Resort obrony zadecydował, że 6 nowych okrętów dla polskiej marynarki zostanie wyprodukowanych w polskich stoczniach. Jeszcze w tym miesiącu dojdzie do rozmów pomiędzy Polską Grupą Zbrojeniową a MON-em.
Chodzi o produkcję trzech okrętów patrolujących i trzech okrętów chroniących wybrzeże. Wiceszef ministerstwa – Czesław Mroczek, stwierdził, że po przeprowadzonej analizie najlepiej będzie, gdy owe okręty zostaną wyprodukowane przez polskie firmy.

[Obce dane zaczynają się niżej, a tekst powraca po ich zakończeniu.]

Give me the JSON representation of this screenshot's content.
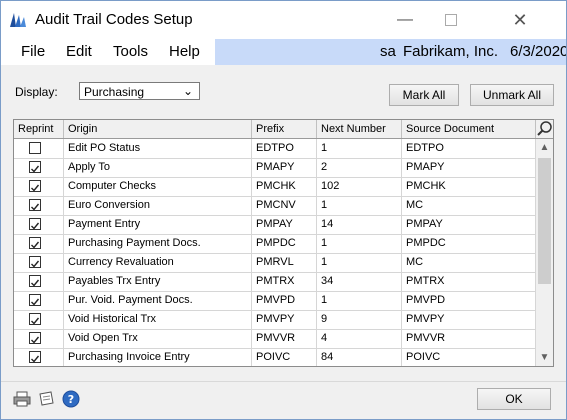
{
  "window": {
    "title": "Audit Trail Codes Setup"
  },
  "menu": [
    "File",
    "Edit",
    "Tools",
    "Help"
  ],
  "banner": {
    "user": "sa",
    "company": "Fabrikam, Inc.",
    "date": "6/3/2020"
  },
  "display": {
    "label": "Display:",
    "value": "Purchasing"
  },
  "buttons": {
    "mark_all": "Mark All",
    "unmark_all": "Unmark All",
    "ok": "OK"
  },
  "table": {
    "headers": [
      "Reprint",
      "Origin",
      "Prefix",
      "Next Number",
      "Source Document"
    ],
    "rows": [
      {
        "checked": false,
        "origin": "Edit PO Status",
        "prefix": "EDTPO",
        "next": "1",
        "source": "EDTPO"
      },
      {
        "checked": true,
        "origin": "Apply To",
        "prefix": "PMAPY",
        "next": "2",
        "source": "PMAPY"
      },
      {
        "checked": true,
        "origin": "Computer Checks",
        "prefix": "PMCHK",
        "next": "102",
        "source": "PMCHK"
      },
      {
        "checked": true,
        "origin": "Euro Conversion",
        "prefix": "PMCNV",
        "next": "1",
        "source": "MC"
      },
      {
        "checked": true,
        "origin": "Payment Entry",
        "prefix": "PMPAY",
        "next": "14",
        "source": "PMPAY"
      },
      {
        "checked": true,
        "origin": "Purchasing Payment Docs.",
        "prefix": "PMPDC",
        "next": "1",
        "source": "PMPDC"
      },
      {
        "checked": true,
        "origin": "Currency Revaluation",
        "prefix": "PMRVL",
        "next": "1",
        "source": "MC"
      },
      {
        "checked": true,
        "origin": "Payables Trx Entry",
        "prefix": "PMTRX",
        "next": "34",
        "source": "PMTRX"
      },
      {
        "checked": true,
        "origin": "Pur. Void. Payment Docs.",
        "prefix": "PMVPD",
        "next": "1",
        "source": "PMVPD"
      },
      {
        "checked": true,
        "origin": "Void Historical Trx",
        "prefix": "PMVPY",
        "next": "9",
        "source": "PMVPY"
      },
      {
        "checked": true,
        "origin": "Void Open Trx",
        "prefix": "PMVVR",
        "next": "4",
        "source": "PMVVR"
      },
      {
        "checked": true,
        "origin": "Purchasing Invoice Entry",
        "prefix": "POIVC",
        "next": "84",
        "source": "POIVC"
      }
    ]
  },
  "icons": {
    "app": "dynamics-gp-logo-icon",
    "zoom": "magnifier-icon",
    "print": "printer-icon",
    "notes": "note-icon",
    "help": "help-icon"
  },
  "colors": {
    "banner": "#c8daf9",
    "window_border": "#7a9cc8"
  }
}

Może się to odbyć dzięki tzw. „podstawowemu interesowi bezpieczeństwa państwa”, dzięki któremu można obejść zasady Unii Europejskiej dotyczące równego traktowania firm rodzimych, jak i z innych krajów zagranicznych.
Produkcją zajmie się PZG, która już teraz wykonuje jedno ze zleceń MON-u. Z tego powodu Resort Obrony ma zaufanie do firmy, z którą niedługo podpiszę kontrakt dotyczący owych sześciu okrętów. Możliwe, że pomocną dłoń Polskiej Grupie Zbrojeniowej wyciągnie zagraniczne konsorcjum, lecz dyskutowane będzie to z ministerstwem.
Czytaj także: Geostrategia, czas na radykalne zmiany
Obecnie w polskich stoczniach budowane są dwa okręty. Oprócz niszczyciela min „Kormorana 2” trwają pracę także nad patrolowym „Ślązakiem”. Mówi się, że oba mają być gotowe w przyszłym roku.